Wednesday, February 9, 2011

EX-CIA AGENT AND PROFESSIONAL ASSASSIN LUIS POSADA CARRILES ON TRIAL IN EL PASO, TEXAS




But Posada Carriles is not on trial for his terrorist past as a CIA operative. Instead, U.S. prosecutors allege that during immigration hearings in El Paso, Posada Carriles lied about how he gained access to the United States in March 2005, and did not acknowledge his active rol in planning a series of 1997 bombings in Havana that killed an Italian tourist, Fabio di Celmo. Posada Carriles faces 11 counts of perjury, obstruction and immigration fraud.

El asesino que "duerme como un bebé" y una de sus víctimas, un joven italiano


Posada Carriles participated indirectly in the U.S.-backed, unsuccessful Bay of Pigs invasion of Cuba in 1961, and then joined the U.S. military and became a CIA agent. In the 1980s, he was involved, on behalf of Washington, in organizing the supply of aid to the contra rebels in Nicaragua during the Reagan administration. In 2000, he was arrested in Panama in a conspiracy to assassinate Cuban president Fidel Castro during a regional summit taking place in that country. He was pardoned in 2004 by Mireya Moscoso, then president of Panama, who was following orders from Washington.

Posada Carriles has been living freely in Miami since his release from an U.S. immigration detention center in El Paso in 2007.

U.S. District Judge Kathleen Cardone ruled last month that defense attorney Arturo Hernández would be allowed to question the credibility of the Cuban government and its experts while cross-examining the officials from Cuba. However, Cardone told Hernández that it is not Cuba and its political system what is on trial.

Cuba and Venezuela have repeatedly requested his extradition  to either country to face justice for the 1997 hotel attacks as well as a 1976 Cubana airliner bombing that killed 73 people on board. But the U.S., in violation of the international law, refuses to do so "for fear he could be tortured."

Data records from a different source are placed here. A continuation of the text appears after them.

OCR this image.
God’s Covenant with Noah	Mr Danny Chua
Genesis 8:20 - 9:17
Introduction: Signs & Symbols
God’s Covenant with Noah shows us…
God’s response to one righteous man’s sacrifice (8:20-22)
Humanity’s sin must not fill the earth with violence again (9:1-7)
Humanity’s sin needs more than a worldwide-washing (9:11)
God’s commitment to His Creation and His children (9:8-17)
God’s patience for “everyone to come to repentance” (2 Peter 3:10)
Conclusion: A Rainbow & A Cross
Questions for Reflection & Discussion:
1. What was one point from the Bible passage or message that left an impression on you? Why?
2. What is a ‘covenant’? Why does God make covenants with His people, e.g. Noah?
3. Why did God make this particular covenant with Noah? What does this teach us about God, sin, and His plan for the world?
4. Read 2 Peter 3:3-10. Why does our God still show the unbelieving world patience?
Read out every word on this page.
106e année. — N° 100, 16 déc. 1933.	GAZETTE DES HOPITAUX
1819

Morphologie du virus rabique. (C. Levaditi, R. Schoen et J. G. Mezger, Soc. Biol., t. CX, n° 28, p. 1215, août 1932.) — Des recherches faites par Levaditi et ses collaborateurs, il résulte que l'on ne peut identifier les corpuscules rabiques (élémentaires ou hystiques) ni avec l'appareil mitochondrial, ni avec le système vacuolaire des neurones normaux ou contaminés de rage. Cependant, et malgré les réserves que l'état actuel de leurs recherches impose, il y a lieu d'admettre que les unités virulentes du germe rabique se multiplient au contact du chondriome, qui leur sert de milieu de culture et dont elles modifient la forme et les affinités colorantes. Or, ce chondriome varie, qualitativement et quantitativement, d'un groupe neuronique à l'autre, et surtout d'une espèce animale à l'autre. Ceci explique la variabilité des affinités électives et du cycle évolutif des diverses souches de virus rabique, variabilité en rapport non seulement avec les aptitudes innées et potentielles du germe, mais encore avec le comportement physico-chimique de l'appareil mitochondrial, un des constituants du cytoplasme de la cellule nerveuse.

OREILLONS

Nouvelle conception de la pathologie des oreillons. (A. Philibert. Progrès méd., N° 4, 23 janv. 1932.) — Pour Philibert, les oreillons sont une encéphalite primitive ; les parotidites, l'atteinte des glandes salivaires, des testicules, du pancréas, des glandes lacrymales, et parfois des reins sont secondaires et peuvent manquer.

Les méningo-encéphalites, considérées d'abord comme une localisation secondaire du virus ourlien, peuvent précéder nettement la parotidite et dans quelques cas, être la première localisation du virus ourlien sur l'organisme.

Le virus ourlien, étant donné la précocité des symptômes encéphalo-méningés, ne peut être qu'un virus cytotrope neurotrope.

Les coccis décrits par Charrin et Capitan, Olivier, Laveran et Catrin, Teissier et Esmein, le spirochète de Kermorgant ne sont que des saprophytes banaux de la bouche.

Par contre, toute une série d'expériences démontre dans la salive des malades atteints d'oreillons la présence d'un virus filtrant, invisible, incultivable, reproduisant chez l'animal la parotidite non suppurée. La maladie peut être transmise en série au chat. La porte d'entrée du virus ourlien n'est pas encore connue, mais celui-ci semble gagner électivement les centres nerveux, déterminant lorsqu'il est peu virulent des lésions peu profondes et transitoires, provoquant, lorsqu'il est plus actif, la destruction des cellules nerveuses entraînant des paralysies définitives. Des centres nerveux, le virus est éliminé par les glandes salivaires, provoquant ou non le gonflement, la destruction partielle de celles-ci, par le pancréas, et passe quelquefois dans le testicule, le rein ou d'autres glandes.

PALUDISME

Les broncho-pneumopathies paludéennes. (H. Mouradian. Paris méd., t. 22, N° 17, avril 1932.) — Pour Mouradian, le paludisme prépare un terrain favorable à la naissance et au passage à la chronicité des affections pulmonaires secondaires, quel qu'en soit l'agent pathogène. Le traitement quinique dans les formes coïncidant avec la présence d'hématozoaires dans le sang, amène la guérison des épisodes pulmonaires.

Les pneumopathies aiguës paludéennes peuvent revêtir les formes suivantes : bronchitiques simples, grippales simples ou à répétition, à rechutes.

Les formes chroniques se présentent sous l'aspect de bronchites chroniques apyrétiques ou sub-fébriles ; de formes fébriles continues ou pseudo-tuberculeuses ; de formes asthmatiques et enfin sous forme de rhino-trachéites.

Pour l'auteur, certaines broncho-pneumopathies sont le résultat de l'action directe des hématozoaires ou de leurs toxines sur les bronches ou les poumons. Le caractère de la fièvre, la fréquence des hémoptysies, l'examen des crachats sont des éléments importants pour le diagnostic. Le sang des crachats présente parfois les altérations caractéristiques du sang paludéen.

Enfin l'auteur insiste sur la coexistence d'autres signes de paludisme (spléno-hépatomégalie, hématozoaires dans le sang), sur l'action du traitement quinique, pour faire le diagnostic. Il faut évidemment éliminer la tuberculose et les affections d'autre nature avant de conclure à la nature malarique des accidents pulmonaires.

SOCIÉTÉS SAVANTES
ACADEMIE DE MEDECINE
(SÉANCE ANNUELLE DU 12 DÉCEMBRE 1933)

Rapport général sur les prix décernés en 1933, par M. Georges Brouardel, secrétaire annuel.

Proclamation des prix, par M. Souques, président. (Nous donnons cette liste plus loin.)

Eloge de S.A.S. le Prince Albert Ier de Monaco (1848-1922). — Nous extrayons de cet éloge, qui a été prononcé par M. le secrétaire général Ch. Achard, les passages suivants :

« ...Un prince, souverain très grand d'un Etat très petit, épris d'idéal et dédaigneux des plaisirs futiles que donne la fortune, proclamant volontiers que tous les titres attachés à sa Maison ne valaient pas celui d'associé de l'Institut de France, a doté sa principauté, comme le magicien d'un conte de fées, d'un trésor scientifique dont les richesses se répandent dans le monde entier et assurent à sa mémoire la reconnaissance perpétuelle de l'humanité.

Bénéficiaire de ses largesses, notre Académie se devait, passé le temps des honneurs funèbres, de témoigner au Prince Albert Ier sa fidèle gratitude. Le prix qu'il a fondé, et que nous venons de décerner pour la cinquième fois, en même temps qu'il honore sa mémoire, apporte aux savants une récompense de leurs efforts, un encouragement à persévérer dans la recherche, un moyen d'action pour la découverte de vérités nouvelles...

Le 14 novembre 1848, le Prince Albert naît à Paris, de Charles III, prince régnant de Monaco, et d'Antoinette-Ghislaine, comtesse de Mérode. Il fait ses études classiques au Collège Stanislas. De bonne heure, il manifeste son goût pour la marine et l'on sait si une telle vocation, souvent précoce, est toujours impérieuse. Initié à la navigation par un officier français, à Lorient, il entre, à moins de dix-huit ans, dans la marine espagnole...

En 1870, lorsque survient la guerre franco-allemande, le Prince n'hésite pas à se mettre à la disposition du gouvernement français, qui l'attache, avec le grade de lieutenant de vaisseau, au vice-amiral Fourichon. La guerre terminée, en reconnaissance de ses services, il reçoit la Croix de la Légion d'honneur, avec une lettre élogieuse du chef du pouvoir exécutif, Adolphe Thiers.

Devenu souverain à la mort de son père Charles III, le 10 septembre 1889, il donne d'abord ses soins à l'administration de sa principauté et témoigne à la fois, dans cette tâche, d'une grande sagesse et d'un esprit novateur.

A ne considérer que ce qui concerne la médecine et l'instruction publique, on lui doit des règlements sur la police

Relatives of the 1976 Cubana airliner bombing victims wait for justice



Salvadoran bomber Otto Rene Rodriguez, jailed in Cuba in connection with a string of 1990s hotel bombings, told the Associated Press in an exclusive interview Tuesday that he received powerful C-4 explosives and $2,000 in cash directly from Luis Posada Carriles to carry out an Aug. 3, 1997, bombing at Havana's Melia Cohiba hotel. He was captured trying to enter the country on a subsequent trip with 1.5 kilos (3.3 pounds) of C-4 that Posada had given him, he said.

In a further attempt to prevent the real truth from coming out Judge Cardone ruled that jurors could only see a photocopy of the Guatemalan passport  and Mexican visa that prosecutors wanted to present as evidence and not the physical documents themselves putting forward a technicality as an excuse, arguing that “the passport had not been sufficiently authenticated to meet federal evidence rules.” 

On Friday, Assistant U.S. Attorney Bridget Behling introduced a selection of documents that U.S. authorities obtained from Guatemalan officials as part of their investigation against Posada. The evidence includes a Mexican visa and a copy of the passport, showing Posada's picture but the name of Manuel Enrique Castillo Lopez, born in the Mayan town of San Antonio Huista, Huehuetenango province, Guatemala.

This time US District Judge Cardone had to rule in favor of those documents admitting that they had been properly authenticated and certified by both the governments of Guatemala and Mexico.

Today, two police officers and a state medical examiner from Cuba were expected to testify for the West Texas jury on the death of Fabio di Celmo, the Italian tourist killed when a bomb shattered the lobby bar at the Copacabana Hotel in Havana. Posada Carriles admitted responsibility for the Havana hotel bombings in a 1998 interview with The New York Times, saying they were meant to hurt the Cuban tourism industry but not kill anyone. He has since withdrawn his statement claiming he was confused because of his poor knowledge of the English language.